Friday, 20 June 2014

Film review: Three Days To Kill (12A)

FILM_threedays.jpg

WHAT'S ON


Three Days To Kill
(12A) 117mins
★★✩✩✩

Sometime soon, a bright young thing will find a revivalist project for Kevin Costner, who appears to drag himself forlornly around the fringes of the big time wondering where it all went wrong.


We know the answer but it is a typically LA cruel one. However, that sense of grizzled, faded, used-to-be-a-contender presence is a gift for a revisionist. This film calls on those qualities but the vehicle is so lop-sided and mismanaged that the opportunity is wasted.

Usually when an A-lister turns up in a continental European action movie its for the money or exposure.

But Taken and The Transporter have added lustre to that sub-genre and Costner follows Liam Neesom and Jason Statham to batter the cheese-eating surrender monkeys.

Here, in a story by Luc Besson, he plays a washed-up (and very sick) CIA agent Ethan Renner on one last mission while simultaneously spending time trying to re-connect with his truculent teenage daughter (Hailee Steinfeld) as his estranged wife spends time in London. Three Days To Kill. Geddit?

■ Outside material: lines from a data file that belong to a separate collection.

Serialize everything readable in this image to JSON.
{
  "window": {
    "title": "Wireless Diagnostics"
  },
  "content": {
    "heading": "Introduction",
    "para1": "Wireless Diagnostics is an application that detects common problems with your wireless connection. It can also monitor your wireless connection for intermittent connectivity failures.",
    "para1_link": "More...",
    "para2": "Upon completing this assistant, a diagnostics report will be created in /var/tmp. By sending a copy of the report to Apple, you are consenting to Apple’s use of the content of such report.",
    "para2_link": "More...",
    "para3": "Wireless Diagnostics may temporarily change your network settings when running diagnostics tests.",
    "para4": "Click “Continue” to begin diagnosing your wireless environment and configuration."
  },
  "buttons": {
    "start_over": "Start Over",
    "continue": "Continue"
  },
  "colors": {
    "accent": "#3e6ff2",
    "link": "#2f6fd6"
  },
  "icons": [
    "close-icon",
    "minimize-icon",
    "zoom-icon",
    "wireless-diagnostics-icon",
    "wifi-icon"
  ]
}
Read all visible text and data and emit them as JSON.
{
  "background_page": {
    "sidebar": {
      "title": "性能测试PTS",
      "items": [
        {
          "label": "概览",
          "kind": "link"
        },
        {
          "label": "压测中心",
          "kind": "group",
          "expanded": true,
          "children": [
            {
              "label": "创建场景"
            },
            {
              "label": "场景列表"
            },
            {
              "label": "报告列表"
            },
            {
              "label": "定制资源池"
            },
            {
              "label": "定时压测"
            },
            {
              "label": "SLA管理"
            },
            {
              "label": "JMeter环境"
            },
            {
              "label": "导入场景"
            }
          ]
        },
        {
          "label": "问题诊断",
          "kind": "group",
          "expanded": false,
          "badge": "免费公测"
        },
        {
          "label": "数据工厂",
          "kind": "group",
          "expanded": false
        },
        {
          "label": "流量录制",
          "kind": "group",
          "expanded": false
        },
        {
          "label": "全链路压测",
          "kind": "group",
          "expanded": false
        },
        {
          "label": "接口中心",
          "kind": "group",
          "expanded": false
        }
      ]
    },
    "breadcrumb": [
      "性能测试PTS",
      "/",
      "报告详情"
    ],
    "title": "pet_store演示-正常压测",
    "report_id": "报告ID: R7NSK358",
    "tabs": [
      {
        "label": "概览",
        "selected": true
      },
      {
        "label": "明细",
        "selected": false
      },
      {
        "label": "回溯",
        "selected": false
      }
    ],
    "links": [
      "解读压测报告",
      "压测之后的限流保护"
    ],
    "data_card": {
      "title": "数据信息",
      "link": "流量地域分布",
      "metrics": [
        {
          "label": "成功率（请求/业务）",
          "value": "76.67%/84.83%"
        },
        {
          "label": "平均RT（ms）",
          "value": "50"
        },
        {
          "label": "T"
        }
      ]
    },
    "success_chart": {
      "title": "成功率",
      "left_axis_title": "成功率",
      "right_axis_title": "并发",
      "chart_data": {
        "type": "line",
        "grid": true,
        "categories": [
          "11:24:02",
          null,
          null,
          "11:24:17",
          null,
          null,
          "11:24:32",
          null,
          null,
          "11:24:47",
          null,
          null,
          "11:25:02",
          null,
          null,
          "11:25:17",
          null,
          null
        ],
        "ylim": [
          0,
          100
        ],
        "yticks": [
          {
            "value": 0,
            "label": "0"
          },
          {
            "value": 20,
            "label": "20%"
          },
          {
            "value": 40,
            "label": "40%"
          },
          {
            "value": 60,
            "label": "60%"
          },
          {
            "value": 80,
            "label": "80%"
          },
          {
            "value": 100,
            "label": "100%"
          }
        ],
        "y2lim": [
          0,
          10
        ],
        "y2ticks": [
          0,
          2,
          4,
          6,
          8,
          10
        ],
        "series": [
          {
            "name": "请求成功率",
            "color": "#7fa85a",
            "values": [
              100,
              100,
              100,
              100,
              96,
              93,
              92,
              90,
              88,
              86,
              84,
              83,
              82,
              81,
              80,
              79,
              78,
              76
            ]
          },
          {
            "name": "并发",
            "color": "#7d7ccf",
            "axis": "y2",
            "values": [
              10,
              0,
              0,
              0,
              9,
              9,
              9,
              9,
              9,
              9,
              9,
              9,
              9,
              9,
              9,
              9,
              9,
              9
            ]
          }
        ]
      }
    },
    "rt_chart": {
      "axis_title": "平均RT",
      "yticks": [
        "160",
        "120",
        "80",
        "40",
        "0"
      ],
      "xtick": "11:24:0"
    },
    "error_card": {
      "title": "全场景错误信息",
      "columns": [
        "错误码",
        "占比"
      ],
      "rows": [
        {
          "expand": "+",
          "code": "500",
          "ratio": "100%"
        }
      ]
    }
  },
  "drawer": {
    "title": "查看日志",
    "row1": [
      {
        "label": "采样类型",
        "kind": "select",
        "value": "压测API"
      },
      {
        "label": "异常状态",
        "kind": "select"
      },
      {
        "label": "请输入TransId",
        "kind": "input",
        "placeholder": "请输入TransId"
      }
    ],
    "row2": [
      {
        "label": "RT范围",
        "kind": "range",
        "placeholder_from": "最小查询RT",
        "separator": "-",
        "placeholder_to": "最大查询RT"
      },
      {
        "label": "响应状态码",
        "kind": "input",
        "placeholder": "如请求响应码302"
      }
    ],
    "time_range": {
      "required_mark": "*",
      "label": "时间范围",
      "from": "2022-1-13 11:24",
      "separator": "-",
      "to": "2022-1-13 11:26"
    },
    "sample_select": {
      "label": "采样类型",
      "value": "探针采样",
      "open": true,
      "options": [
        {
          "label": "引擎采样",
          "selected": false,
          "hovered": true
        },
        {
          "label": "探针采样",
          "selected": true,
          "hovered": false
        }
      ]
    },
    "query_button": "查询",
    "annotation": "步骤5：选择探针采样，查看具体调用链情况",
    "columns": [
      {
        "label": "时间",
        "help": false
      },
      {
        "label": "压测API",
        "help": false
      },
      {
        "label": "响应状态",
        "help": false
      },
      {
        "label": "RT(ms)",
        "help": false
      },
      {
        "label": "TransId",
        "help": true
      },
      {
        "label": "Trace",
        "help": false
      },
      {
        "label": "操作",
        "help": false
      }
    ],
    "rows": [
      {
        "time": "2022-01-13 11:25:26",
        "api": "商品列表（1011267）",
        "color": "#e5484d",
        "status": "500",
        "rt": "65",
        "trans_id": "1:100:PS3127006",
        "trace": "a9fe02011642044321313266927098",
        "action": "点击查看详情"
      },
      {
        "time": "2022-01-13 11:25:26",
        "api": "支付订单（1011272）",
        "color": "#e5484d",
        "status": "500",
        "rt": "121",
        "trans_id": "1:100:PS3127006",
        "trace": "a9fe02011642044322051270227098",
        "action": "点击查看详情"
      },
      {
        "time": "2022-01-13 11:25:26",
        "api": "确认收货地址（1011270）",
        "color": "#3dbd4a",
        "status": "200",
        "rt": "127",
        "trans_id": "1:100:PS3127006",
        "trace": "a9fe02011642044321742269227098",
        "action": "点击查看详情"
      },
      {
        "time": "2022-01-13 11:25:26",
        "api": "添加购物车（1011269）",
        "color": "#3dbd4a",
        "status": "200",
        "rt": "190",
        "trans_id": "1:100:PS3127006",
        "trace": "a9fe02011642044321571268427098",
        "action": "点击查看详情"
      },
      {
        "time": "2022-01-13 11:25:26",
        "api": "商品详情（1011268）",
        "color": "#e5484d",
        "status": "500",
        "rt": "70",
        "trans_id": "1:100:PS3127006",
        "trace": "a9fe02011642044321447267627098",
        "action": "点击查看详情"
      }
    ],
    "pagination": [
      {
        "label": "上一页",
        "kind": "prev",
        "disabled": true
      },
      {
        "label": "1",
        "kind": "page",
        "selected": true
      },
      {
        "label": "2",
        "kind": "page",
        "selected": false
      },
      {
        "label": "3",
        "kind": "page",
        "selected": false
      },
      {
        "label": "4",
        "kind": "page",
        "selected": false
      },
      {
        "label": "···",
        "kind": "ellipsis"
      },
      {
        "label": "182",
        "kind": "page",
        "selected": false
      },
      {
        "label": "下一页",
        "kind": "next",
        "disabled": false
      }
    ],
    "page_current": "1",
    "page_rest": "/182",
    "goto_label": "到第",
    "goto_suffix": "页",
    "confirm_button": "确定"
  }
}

The action sequences are deftly handled by Charlie's Angels director McG and the Paris backdrops do their thing with suitable aplomb. All is set then for a swift, action flick with a  family dimension thrown in.

Unfortunately, the idea that his daughter is "his toughest assignment" swamps and destabilises the movie, slamming the brakes on with protracted chapters that are implausible and trite.

In Taken, Neesom managed to convey love of family by punching a bad guy in the face. Here, the director has Costner endlessly grappling with ringtones, hair dramas and handsy boyfriends when the audience is baying for some gun-totin' action.

Ultimately, McG, like Ethan, fails to get the right work-life balance.